The 2nd argument in the counter function is the style. The pad-7 style, defines a normal number system, except any value with fewer than 7 digits will be padded with zeros. The sign style uses a numeric system too, but because we defined the symbols to be blank it will only show a negative sign (when needed).

Wrap up

These are all the key elements to making a calculator. There are a few things left to do. There is the styling (yes, I used CSS for its actual purpose too). You might have also noticed that the current set-up gives us a separate set of inputs for each digit of a number, we can use ~, :checked and the display property, to always show the labels of the next digit. The content can be split into separate elements, which allows us to only show the decimal part when needed.

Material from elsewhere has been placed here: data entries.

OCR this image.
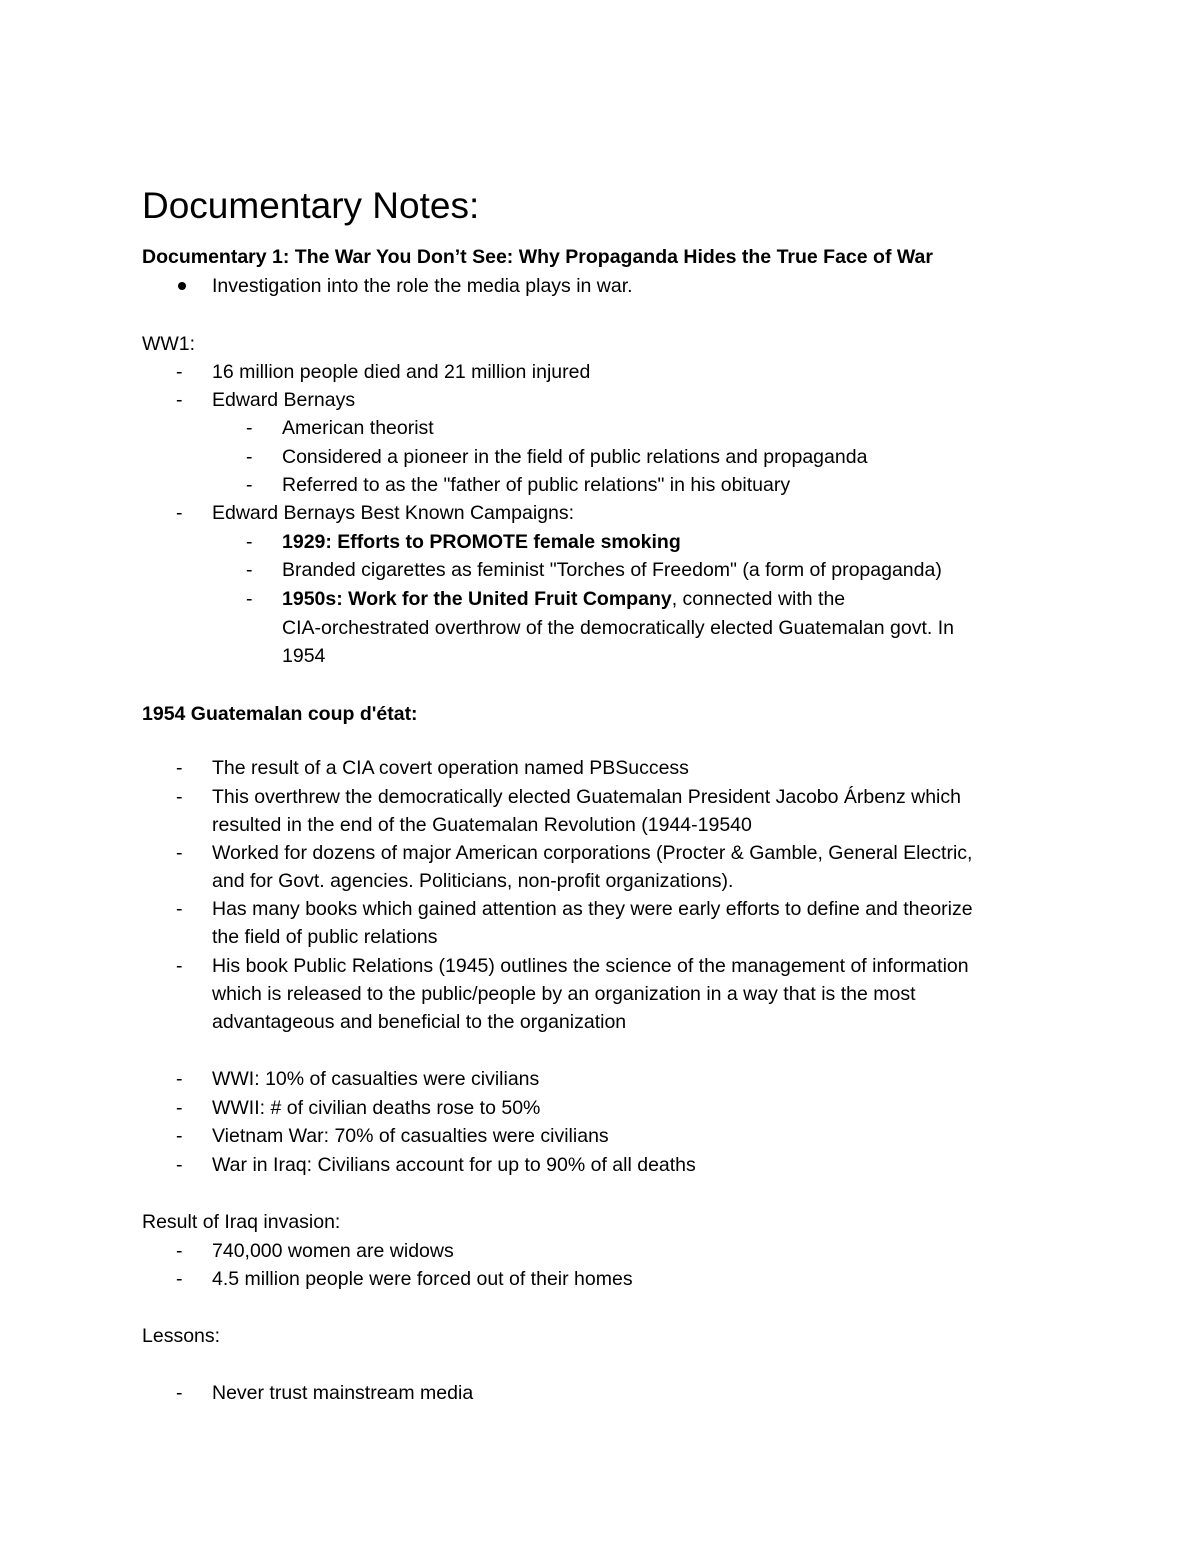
Documentary Notes:
Documentary 1: The War You Don’t See: Why Propaganda Hides the True Face of War
Investigation into the role the media plays in war.
WW1:
- 16 million people died and 21 million injured
- Edward Bernays
- American theorist
- Considered a pioneer in the field of public relations and propaganda
- Referred to as the "father of public relations" in his obituary
- Edward Bernays Best Known Campaigns:
- 1929: Efforts to PROMOTE female smoking
- Branded cigarettes as feminist "Torches of Freedom" (a form of propaganda)
- 1950s: Work for the United Fruit Company, connected with the
CIA-orchestrated overthrow of the democratically elected Guatemalan govt. In
1954
1954 Guatemalan coup d'état:
- The result of a CIA covert operation named PBSuccess
- This overthrew the democratically elected Guatemalan President Jacobo Árbenz which
resulted in the end of the Guatemalan Revolution (1944-19540
- Worked for dozens of major American corporations (Procter & Gamble, General Electric,
and for Govt. agencies. Politicians, non-profit organizations).
- Has many books which gained attention as they were early efforts to define and theorize
the field of public relations
- His book Public Relations (1945) outlines the science of the management of information
which is released to the public/people by an organization in a way that is the most
advantageous and beneficial to the organization
- WWI: 10% of casualties were civilians
- WWII: # of civilian deaths rose to 50%
- Vietnam War: 70% of casualties were civilians
- War in Iraq: Civilians account for up to 90% of all deaths
Result of Iraq invasion:
- 740,000 women are widows
- 4.5 million people were forced out of their homes
Lessons:
- Never trust mainstream media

How much further can we take this? We could allow the user to do calculations with the result, however, I don’t think it would be possible to compute with an indefinite amount of values. Although by using something to generate the HTML you could get quite far. In theory, it is possible to take this closer to a scientific calculator. For example, to do trigonometric functions we can exploit their symmetry and periodicity and then use approximations. I think the hardest part would be to use brackets, as I don’t know of a way to dynamically add brackets to calc so we would have to have seperate selectors and CSS for every scenario.


I created this calculator, just as a fun exercise and to do something silly. The absurdity is what fueled my desire to make this. Still, I did learn a lot while doing this. While I will still have to use google every time I want to centre some text, I had a lot of fun. If you have an idea for a nonsense project, I highly recommend pursuing it. After all, why not?